Disamping peraturan-peraturan tersebut di atas, terhadap jenis kegiatan, produk
dan jasa keuangan syariah, Bank Syariah juga wajib mengikuti semua fatwa
Dewan Syariah Nasional (DSN), yakni satu-satunya dewan yang mempunyai
kewenangan mengeluarkan fatwa atas jenis-jenis kegiatan, produk dan jasa
keuangan syariah, serta mengawasi penerapan fatwa dimaksud oleh lembaga-
lembaga keuangan syariah di Indonesia. Sampai saat ini DSN telah memfatwakan
sebanyak 43 fatwa, melingkupi fatwa mengenai produk perbankan syariah,
lembaga keuangan non-bank seperti asuransi, pasar modal, gadai serta berbagai
fatwa penunjang transaksi dan akad lembaga keuangan syariah, yakni sebagai
berikut:
No. NOMOR FATWA TENTANG
1 01/DSN-MUI/IV/2000 Giro
2 02/DSN-MUI/IV/2000 Tabungan
3 03/DSN-MUI/IV/2000 Deposito
4 04/DSN-MUI/IV/2000 Murabahah
5 05/DSN-MUI/IV/2000 Jual Beli Salam
6 06/DSN-MUI/IV/2000 Jual Beli Istishna
7 07/DSN-MUI/IV/2000 Pembiayaan Mudharabah (Qiradh)
8 08/DSN-MUI/IV/2000 Pembiayaan Musyarakah
9 09/DSN-MUI/IV/2000 Pembiayaan Ijarah
10 10/DSN-MUI/IV/2000 Wakalah
11 11/DSN-MUI/IV/2000 Kafalah
12 12/DSN-MUI/IV/2000 Hawalah
13 13/DSN-MUI/IX/2000 Uang Muka dalam Murabahah
14 14/DSN-MUI/IX/2000 Sistem Distribusi Hasil Usaha dalam LKS
15 15/DSN-MUI/IX/2000 Prinsip Distribusi Hasil Usaha dalam LKS
16 16/DSN-MUI/IX/2000 Diskon dalam Murabahah
17 17/DSN-MUI/IX/2000 Sanksi atas Nasabah Mampu yang Menunda-nunda
Pembayaran
18 18/DSN-MUI/IX/2000 Pencadangan Penghapusan Aktiva Produktif dalam LKS
19 19/DSN-MUI/IX/2000 Al-Qardh
20 20/DSN-MUI/IX/2000 Pedoman Pelaksanaan Investasi untuk Reksa Dana
Syariah
21 21/DSN-MUI/X/2001 Pedoman Umum Asuransi Syari’ah
22 22/DSN-MUI/III/2002 Jual Beli Istishna Paralel
23 23/DSN-MUI/III/2002 Potongan Pelunasan Dalam Murabahah
24 24/DSN-MUI/III/2002 Safe Deposit Box
25 25/DSN-MUI/III/2002 Rahn
26 26/DSN-MUI/III/2002 Rahn Emas
27 27/DSN-MUI/III/2002 Al-Ijarah al-Muntahiya bi al-Tamlik
28 28/DSN-MUI/III/2002 Jual Beli Mata Uang (al-Sharf)

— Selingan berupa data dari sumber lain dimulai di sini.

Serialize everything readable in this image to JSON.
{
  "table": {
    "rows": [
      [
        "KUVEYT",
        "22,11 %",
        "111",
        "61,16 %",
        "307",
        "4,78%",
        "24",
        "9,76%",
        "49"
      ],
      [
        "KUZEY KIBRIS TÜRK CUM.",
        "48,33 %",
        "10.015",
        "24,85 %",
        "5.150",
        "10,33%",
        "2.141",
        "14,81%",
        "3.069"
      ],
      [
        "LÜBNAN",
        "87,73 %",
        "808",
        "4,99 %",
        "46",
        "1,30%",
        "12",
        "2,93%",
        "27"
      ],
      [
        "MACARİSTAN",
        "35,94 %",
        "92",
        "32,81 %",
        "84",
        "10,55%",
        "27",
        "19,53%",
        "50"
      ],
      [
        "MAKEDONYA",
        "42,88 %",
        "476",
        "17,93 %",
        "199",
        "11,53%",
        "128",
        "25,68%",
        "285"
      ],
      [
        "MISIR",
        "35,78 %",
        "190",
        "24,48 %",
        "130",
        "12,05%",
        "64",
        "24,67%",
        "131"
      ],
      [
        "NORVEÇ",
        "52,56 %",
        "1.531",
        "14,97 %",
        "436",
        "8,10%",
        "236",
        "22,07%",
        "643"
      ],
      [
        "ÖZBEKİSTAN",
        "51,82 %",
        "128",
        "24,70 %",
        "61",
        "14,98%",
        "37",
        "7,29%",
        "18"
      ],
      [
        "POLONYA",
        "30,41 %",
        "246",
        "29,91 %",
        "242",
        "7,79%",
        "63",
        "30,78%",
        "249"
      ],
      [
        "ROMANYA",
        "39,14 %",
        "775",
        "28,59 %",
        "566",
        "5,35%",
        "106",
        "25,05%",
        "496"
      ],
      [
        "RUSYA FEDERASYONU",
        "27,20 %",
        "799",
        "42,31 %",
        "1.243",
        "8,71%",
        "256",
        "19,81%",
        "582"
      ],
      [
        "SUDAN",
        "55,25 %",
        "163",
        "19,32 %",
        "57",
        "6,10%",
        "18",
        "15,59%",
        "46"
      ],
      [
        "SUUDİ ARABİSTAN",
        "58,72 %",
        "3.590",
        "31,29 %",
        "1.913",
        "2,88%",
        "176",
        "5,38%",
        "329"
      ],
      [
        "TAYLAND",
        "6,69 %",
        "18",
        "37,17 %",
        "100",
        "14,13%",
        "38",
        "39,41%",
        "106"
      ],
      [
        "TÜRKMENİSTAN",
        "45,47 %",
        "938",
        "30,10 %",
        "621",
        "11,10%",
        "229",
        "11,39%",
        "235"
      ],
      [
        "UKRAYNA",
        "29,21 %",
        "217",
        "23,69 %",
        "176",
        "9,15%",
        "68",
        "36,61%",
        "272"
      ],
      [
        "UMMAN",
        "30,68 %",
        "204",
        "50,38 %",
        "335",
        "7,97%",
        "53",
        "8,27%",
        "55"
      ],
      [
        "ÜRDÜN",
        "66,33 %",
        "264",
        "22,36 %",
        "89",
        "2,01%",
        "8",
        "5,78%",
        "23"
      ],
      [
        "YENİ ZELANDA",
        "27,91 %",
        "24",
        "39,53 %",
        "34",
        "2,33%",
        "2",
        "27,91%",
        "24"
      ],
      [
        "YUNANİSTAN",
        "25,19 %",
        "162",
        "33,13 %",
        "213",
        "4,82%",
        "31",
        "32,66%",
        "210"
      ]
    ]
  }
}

29 29/DSN-MUI/VI/2002 Pembiayaan Pengurusan Haji LKS
30 30/DSN-MUI/VI/2002 Pembiayaan Rekening Koran Syari’ah
31 31/DSN-MUI/VI/2002 Pengalihan Utang
32 32/DSN-MUI/IX/2002 Obligasi Syari’ah
33 33/DSN-MUI/IX/2002 Obligasi Syari’ah Mudharabah
34 34/DSN-MUI/IX/2002 L/C Impor Syari’ah
35 35/DSN-MUI/IX/2002 L/C Ekspor Syari’ah
36 36/DSN-MUI/X/2002 Sertifikat Wadi’ah Bank Indonesia
37 37/DSN-MUI/X/2002 Pasar Bank Antarbank Berdasarkan Prinsip Syariah
38 38/DSN-MUI/X/2002 Sertifikat Investasi Mudharabah Antarbank (Sertifikat
IMA)
39 39/DSN-MUI/X/2002 Asuransi Haji
40 40/DSN-MUI/X/2003 Pasar Modal dan Pedoman Umum Penerapan Prinsip
Syariah di bidang Pasar Modal
41 41/DSN-MUI/III/2004 Obligasi Syariah Ijarah
42 42/DSN-MUI/V/2004 Syariah Charge Card
43 43/DSN-MUI/VIII/2004 Ganti Rugi (Ta’widh)
BAB III
PENUTUP

3.1 KESIMPULAN
Bank syariah adalah bank yang melaksanakan kegiatan usaha berdasarkan prinsip
syariah yang dalam kegiatannya memberikan jasa dalam lalu lintas pembayaran.
Perbankan syariah dalam melakukan kegiatan usahanya berdasarkan prinsip
syariah, demokrasi ekokomi, dan prinsip kehati-hatian. Di dalam bank syariah
terdapat suatu badan yang tidak ada di dalam bank-bank konvesional yaitu Dewan
Pengawas Syariah. Dewan ini memiliki tugas untuk meneliti produk-produk baru
bank syariah dan memberikan rekomendasi terhadap produk-produk baru tersebut
serta membuat surat pernyataan bahwa bank yang diawasinya masih tetap
menjalankan usaha berdasarkan prinsip-prinsip syariah.